De tous ces mots génériques, ce sont bien sûr les derniers qui posent surtout problème aux écrivains et aux éditeurs. Le président de l’Authors Guild (association des auteurs), Scott Turow, a ainsi adressé un courrier à l’Icann le 8 mars pour demander à l’organisme de ne pas accéder aux desiderata des géants du Net. « Mettre de tels noms de domaines dans des mains privées est clairement anticoncurrentiel », argue-t‑il. Car cela « autorise des compagnies déjà dominantes, bien capitalisées, à étendre et à ancrer leur pouvoir sur le marché ».
Enjeux juridiques, marketing, financiers et de sécurité
De fait, il faut s’attendre à des combats juridiques. Dans un premier temps, l’Icann va « filtrer » les demandes en « prenant en compte notamment les dispositions de la convention de Paris sur la propriété industrielle », comme l’explique Me Olivier Cousi, spécialiste du droit de la propriété intellectuelle associé au cabinet Gide Loyrette Nouel. En clair, des termes comme « ONU », « Unesco » ou « France » ne peuvent être déposés car ils sont protégés. Et si le juriste estime les différentes étapes du processus – dépôt de dossier, possibilité d’objections, examen par l’Icann – « relativement prudentes au regard du droit des tiers », il prévoit néanmoins des « discussions ».
Et pour cause, l’ouverture de ces droits représente des enjeux de taille. Le premier pour les entreprises candidates consiste d’abord à s’assurer la propriété d’un domaine qui correspond à un mot-clé très recherché sur Internet. « Pour les entreprises comme Google, Amazon, etc., l’enjeu est d’abord marketing. Il autorise un meilleur référencement. Cela permet d’avoir une adresse plus pertinente en termes de communication », explique Patrick Hauss, consultant auprès de l’Institut français de recherche en propriété intellectuelle et directeur marketing de l’entreprise de gestion de noms de domaines NetNames. Ainsi, Google pourra vendre à des entreprises le droit de créer des pages « .youtube », par exemple, ce qui permettrait une meilleure lisibilité pour l’internaute.
Deuxième but pour les marques : la sécurité. Contrôler ces nouveaux suffixes permet en effet de se protéger de l’hameçonnage, technique utilisant la contrefaçon de sites pour obtenir les coordonnées bancaires des internautes. Autour de ce nom, les marques pourront « créer un sanctuaire virtuel où l’utilisateur a l’assurance de trouver un produit authentique », explique Patrick Hauss. D’où l’intérêt pour L’Oréal d’acheter le nom de sa marque, par exemple. Sans compter que la marque pourra utiliser ce nom pour renforcer encore sa « communauté » en créant, pourquoi pas, des adresses mail.
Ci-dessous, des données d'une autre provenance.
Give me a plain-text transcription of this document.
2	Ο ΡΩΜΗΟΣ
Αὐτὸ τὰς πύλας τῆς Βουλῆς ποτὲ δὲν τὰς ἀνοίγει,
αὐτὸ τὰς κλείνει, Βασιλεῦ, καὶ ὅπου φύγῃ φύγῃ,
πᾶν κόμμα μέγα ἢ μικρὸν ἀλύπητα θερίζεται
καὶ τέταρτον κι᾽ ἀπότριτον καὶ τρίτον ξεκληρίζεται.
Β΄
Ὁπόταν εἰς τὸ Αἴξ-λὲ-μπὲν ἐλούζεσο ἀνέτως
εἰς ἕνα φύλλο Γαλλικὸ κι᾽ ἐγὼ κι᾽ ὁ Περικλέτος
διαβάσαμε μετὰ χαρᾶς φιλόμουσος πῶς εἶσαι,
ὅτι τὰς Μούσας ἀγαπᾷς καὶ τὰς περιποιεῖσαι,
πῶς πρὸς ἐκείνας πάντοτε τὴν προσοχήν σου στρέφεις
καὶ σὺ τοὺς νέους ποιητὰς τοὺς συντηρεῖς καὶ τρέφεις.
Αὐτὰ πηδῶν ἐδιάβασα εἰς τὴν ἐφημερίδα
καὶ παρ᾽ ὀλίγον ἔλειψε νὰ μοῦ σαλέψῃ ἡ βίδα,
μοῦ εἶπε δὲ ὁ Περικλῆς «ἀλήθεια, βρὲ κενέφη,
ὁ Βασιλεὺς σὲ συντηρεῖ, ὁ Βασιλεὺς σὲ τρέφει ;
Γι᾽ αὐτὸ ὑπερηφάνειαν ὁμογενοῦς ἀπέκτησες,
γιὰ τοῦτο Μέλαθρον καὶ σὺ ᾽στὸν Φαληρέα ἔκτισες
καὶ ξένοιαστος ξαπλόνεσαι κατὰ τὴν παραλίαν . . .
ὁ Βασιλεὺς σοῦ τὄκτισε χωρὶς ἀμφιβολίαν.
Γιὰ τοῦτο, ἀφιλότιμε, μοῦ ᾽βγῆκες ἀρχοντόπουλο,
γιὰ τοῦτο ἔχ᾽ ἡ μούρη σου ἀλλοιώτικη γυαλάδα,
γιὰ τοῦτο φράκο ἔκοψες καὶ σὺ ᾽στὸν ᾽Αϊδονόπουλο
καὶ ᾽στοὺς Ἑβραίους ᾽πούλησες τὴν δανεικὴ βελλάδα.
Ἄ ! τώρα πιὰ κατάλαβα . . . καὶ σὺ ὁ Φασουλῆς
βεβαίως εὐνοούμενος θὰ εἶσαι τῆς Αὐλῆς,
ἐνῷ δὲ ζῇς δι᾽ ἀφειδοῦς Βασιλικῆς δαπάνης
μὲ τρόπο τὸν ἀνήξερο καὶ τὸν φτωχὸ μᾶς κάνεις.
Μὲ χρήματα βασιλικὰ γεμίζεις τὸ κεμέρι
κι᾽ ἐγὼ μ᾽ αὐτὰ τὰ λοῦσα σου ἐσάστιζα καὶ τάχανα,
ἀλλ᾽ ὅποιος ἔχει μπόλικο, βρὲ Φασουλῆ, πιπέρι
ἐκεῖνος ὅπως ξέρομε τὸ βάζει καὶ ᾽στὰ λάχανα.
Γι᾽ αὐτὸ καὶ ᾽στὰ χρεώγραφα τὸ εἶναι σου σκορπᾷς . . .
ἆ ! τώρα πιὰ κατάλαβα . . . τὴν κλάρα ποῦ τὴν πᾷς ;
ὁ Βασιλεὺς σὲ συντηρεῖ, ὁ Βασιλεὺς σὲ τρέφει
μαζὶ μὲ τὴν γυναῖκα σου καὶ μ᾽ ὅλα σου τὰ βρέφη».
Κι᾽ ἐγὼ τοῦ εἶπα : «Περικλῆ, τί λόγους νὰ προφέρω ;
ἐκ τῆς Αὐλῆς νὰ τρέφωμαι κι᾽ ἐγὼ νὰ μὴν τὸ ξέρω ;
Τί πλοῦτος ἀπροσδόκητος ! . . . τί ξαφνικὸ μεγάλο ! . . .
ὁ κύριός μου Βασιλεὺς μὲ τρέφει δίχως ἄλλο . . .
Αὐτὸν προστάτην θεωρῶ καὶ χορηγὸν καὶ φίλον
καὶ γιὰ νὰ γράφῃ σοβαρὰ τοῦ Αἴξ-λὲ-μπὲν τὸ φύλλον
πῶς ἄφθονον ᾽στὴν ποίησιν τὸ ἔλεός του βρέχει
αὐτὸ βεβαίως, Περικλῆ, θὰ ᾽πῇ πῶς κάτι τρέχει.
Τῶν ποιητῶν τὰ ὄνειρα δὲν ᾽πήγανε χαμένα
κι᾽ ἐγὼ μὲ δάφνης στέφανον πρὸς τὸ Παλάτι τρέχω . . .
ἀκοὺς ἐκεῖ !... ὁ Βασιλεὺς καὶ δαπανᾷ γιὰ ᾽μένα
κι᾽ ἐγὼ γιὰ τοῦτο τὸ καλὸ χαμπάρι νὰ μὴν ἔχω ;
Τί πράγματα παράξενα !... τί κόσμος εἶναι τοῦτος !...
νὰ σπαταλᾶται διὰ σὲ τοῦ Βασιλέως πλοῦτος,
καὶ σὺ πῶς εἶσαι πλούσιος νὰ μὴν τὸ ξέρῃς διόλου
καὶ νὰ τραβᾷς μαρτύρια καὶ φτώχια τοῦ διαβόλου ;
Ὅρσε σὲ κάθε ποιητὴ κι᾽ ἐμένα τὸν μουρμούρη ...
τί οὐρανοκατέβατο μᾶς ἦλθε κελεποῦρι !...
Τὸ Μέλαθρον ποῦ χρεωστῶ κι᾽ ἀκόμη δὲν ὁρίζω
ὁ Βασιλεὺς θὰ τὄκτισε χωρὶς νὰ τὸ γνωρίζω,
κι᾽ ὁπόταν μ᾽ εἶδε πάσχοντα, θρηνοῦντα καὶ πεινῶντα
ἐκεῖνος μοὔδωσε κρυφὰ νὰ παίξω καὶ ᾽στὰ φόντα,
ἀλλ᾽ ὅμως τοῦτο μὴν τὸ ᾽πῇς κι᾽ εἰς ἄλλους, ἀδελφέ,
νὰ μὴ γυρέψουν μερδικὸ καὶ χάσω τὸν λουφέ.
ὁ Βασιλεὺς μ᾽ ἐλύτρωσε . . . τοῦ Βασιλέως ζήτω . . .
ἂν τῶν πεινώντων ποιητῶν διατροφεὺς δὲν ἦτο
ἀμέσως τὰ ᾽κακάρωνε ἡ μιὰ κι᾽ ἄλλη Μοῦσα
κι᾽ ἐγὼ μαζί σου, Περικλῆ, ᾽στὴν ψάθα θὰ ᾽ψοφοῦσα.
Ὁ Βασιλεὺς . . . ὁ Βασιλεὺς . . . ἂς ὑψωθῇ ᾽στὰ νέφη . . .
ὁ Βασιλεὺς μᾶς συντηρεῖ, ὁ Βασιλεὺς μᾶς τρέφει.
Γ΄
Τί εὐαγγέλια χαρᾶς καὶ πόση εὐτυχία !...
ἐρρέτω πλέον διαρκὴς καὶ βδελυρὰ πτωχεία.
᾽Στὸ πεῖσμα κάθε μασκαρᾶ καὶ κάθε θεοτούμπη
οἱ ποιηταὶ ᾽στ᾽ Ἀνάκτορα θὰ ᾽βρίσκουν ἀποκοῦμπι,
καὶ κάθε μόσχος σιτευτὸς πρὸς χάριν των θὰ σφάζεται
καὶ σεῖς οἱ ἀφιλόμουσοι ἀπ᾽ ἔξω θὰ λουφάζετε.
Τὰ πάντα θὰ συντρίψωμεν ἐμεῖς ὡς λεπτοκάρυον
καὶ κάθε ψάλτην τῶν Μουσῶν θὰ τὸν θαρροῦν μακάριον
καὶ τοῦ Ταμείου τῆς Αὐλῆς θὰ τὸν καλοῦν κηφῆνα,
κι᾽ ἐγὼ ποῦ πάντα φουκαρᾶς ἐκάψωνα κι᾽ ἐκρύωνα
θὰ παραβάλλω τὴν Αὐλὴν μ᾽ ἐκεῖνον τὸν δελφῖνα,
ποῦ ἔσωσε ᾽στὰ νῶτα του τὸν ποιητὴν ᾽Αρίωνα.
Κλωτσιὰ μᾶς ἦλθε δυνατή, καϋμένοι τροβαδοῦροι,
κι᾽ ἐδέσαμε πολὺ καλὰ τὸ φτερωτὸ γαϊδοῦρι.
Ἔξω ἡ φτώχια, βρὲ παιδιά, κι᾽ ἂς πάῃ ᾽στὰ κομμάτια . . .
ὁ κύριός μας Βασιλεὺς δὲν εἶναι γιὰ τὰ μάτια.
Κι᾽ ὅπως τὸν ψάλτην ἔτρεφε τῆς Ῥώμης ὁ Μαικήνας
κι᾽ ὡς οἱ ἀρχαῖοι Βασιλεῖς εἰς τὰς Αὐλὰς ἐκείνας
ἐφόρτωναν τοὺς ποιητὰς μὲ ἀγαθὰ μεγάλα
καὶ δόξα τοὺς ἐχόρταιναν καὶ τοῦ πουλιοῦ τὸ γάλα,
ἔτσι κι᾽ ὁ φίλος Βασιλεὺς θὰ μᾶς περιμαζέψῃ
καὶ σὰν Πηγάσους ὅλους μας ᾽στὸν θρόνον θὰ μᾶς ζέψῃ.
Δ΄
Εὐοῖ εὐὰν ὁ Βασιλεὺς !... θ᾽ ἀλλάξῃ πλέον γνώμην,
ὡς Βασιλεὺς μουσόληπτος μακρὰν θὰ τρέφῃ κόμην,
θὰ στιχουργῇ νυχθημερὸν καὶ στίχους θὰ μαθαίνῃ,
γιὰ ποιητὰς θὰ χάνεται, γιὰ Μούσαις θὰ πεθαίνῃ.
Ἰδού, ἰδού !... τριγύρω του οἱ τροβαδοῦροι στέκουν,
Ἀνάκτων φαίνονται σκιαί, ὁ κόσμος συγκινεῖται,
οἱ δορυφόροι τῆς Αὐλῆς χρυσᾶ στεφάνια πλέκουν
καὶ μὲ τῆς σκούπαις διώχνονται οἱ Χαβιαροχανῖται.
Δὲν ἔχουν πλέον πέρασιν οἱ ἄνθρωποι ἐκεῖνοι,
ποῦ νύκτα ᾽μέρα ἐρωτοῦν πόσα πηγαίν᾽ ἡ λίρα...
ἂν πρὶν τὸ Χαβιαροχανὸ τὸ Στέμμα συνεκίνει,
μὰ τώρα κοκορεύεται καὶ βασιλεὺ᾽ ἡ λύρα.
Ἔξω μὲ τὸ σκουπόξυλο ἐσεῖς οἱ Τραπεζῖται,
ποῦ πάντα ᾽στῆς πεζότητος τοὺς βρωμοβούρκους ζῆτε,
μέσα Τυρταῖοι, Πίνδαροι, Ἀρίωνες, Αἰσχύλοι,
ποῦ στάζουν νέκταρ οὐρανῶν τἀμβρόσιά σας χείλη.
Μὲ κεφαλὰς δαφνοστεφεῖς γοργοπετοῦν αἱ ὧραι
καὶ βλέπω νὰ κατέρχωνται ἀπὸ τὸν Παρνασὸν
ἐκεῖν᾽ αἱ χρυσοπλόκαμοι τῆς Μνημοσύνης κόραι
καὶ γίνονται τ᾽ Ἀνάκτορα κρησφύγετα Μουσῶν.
Des conflits pourraient naître si les marques visent à s’assurer le monopole de l’utilisation des mots achetés. Cependant, « dans la charte initiale, le titulaire doit s’engager à la commercialiser », explique Me Olivier Cousi. « Des tarifs prohibitifs pourront servir d’élément de preuve pour signifier qu’il y a abus » , ajoute-t‑il. Dans ce cas précis, l’éventuel conflit portera sur le droit de la concurrence.
« ENCOURAG ER LA CONCURENCE » : LE VOEU PIEUx DE L’ICANN À L’ÉPREUVE DU RÉEL
L’autre grand intérêt de l’achat de ces extensions est financier. « Aujourd’hui, les vrais projets business sont portés par des opérateurs indépendants, des structures champignons créées pour les besoins de la cause », souligne à cet égard le spécialiste des noms de domaine.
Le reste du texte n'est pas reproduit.